Una larga sucesión de interrogantes lo mantuvo ocupado hasta la escandalosa llegada de Adalbert y de su Amilcar descapotable rojo vivo, forrado de piel negra, que valió a su propietario la mirada admirativa del aparcacoches, convencido de que se trataba de un escapado de la Targa Florio o de la nueva carrera de las Veinticuatro Horas de Le Mans. A Morosini no le hizo gracia.
—¿No podías venir en tren como todo el mundo? —refunfuñó.
—Si querías permanecer en la clandestinidad, tenías que haberlo dicho… y haberte alojado en un albergue rural. Pero ¿de verdad debemos pasar inadvertidos? En cuanto a mi «carro», como dicen los canadienses, ahora está repleto de carburadores, compresores y no sé qué más, que lo convierten en una auténtica bomba. En caso de necesidad, eso siempre puede venirnos bien. Y tú estás de malas pulgas, ¿eh? ¿Problemas?
—Si en una sola noche, la última, te hubieran golpeado y dejado sin sentido dos veces, no verías la vida tan de color rosa. En cuanto a los problemas, llueven por todas partes.
—Vamos a tomar una copa al bar y me lo cuentas todo.
En el bar no había casi nadie y los dos hombres, sentados a una mesa apartada bajo una palmera plantada en una maceta, pudieron hablar tranquilamente. O más bien Aldo pudo hablar mientras Adalbert degustaba un cóctel y de vez en cuando sorbía por la nariz. Hasta el punto de que Morosini, un poco molesto, acabó por preguntarle si estaba resfriado.
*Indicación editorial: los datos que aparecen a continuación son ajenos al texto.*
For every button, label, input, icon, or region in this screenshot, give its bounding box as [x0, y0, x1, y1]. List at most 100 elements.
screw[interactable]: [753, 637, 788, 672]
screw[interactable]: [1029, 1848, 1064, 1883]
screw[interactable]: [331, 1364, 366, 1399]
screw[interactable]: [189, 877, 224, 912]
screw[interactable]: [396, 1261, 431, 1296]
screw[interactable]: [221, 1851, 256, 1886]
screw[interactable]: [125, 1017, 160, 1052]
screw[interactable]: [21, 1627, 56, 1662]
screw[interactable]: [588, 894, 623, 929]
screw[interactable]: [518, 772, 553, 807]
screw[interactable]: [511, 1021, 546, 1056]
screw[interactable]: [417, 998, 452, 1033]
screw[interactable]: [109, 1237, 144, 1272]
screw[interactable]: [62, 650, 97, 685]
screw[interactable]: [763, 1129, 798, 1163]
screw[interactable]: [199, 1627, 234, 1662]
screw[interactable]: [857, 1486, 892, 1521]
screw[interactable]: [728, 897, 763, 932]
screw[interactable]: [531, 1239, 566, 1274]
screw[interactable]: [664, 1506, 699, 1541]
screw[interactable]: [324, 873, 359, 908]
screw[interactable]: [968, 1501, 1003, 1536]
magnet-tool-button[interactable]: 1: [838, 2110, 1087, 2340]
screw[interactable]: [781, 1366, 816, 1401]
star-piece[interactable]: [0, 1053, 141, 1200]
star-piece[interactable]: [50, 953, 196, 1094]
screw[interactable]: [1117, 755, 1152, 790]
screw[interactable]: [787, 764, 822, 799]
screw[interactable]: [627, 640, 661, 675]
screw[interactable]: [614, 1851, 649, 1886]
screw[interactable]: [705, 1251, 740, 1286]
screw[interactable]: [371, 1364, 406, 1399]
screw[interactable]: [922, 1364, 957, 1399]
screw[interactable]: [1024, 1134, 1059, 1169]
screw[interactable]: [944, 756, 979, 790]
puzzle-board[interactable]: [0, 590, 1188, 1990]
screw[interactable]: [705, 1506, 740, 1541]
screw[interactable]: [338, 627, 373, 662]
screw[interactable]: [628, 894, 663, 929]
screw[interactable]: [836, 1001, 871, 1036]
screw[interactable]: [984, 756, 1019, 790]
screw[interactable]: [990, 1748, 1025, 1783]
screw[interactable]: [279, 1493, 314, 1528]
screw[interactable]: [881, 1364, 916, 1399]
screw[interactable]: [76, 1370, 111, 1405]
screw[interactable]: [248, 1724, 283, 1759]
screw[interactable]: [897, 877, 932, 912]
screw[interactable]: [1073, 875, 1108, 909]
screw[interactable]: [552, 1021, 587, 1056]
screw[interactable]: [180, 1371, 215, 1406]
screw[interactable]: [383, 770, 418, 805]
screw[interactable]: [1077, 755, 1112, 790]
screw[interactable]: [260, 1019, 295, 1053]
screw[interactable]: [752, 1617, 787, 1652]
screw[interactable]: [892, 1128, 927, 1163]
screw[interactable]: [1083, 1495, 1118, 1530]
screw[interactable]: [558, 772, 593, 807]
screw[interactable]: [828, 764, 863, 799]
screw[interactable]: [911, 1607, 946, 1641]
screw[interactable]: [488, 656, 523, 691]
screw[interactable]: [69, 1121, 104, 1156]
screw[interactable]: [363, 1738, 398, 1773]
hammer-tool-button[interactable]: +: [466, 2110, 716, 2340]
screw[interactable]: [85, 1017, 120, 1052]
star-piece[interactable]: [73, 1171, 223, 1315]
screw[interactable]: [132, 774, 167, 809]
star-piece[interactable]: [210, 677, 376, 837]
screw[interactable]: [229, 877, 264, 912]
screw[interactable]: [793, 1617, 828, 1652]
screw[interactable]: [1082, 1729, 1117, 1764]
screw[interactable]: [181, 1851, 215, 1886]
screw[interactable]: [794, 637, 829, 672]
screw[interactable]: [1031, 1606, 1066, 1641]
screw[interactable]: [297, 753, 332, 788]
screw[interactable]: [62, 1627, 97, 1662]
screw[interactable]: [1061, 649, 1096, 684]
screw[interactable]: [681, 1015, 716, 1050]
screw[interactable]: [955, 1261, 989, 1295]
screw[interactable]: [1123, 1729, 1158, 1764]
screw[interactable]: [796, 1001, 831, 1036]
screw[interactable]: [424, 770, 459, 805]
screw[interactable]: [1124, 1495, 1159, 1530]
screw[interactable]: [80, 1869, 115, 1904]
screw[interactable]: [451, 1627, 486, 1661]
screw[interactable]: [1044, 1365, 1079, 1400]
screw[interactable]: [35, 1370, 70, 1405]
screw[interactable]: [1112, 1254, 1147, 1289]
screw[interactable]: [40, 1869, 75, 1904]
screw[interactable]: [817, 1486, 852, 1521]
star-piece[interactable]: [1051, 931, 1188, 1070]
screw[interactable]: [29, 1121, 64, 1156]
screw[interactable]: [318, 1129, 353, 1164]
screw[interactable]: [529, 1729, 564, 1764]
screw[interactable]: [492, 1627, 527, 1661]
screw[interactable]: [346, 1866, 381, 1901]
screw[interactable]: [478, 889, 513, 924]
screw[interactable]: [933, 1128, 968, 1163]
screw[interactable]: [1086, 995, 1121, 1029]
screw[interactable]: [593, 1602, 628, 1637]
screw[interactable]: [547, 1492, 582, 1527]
—No, pero he descubierto que sorber es un medio que permite expresar todo tipo de matices: la tristeza, el desdén, la cólera… Así que estoy practicando. Lo que no impide que nos encontremos, sobre todo tú, en una situación difícil. Es una historia realmente demencial, pero te aplaudo con las dos manos por tu actitud frente al gánster. Has hecho bien entrando en su juego, e incluso me pregunto si eso no nos permitirá conseguir que metan en chirona a toda la banda.